As I answered before, that study only shows ansiolytic and anti-depressive effects related to the hippocampal neurogenesis induced by marihuana consumption. No evidence of effects on memory or the neocortex is shown. Sorry, but that study, while interesting, has almost nothing to do with "mind expansion".

Comment Re:Wonder drug? I think not. (Score 1) 358

Actually, I didn't expect to be modded up. As you say, I'm talking about my experience. That said, the people I talk about are all over the spectrum, so few if any fit the "moron burnout" term: several have university careers, for example. If you are going to accuse me of jumping to conclusions (which you did), at least take care of not doing the same.
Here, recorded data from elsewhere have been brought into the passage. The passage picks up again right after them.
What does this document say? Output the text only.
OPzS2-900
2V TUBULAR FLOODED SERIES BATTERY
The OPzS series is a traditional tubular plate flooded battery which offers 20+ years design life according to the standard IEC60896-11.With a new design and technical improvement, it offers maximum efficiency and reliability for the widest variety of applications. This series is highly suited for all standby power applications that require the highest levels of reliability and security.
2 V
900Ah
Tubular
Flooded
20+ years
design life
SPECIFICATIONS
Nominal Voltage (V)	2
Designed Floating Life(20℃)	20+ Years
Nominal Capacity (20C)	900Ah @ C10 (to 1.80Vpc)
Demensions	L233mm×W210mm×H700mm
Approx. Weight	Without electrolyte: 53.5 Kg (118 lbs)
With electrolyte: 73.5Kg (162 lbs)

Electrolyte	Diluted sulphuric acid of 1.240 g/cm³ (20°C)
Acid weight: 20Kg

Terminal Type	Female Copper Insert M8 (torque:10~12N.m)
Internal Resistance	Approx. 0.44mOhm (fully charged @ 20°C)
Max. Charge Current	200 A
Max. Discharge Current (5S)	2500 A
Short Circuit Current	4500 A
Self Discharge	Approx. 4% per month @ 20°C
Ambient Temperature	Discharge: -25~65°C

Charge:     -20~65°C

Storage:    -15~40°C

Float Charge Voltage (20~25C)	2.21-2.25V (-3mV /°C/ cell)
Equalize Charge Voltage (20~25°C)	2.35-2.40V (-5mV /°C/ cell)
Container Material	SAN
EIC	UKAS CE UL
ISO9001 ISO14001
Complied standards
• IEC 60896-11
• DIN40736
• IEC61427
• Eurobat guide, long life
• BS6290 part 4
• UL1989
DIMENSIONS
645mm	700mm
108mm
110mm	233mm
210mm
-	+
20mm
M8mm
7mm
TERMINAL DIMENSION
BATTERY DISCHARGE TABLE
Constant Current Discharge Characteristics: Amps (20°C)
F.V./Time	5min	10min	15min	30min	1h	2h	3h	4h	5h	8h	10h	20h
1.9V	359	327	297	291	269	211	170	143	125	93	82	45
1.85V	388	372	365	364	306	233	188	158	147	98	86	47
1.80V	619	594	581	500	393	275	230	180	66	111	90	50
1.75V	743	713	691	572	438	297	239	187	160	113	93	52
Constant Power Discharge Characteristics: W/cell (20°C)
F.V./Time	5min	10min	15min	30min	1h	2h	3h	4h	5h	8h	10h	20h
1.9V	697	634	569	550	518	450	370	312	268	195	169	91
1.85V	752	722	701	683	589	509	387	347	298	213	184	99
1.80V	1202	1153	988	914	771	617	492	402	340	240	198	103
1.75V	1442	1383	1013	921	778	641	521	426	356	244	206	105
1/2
While we are at it, the NIH study talks about neurogenesis in the hippocampus, which can be a good thing, but I don't remember the hippocampus being related to the neocortex besides its memory function. But the study doesn't research memory effects, but anxiolitic and anti-depressive ones. Since there is no mention of marihuana's effects on memory and the neo-cortex I can only conclude that this study doesn't show anything about mind expansion.

Comment Re:Wonder drug? I think not. (Score 1) 358

Please don't put words in my mouth. I didn't establish any causality about marihuana being nocive, I just said I hadn't seen any evidence of the mind expansion asserted by the AC I answered to. I didn't say anything about other psychedelic drugs either.

I would talk about your being paranoid, but you might consider it another attack on your beloved plants (anxiety attacks and paranoia having occurred some times after consuming marihuana -perhaps not directly related-), so I will let you have your fun with them and keep waiting for evidence of mind expansion.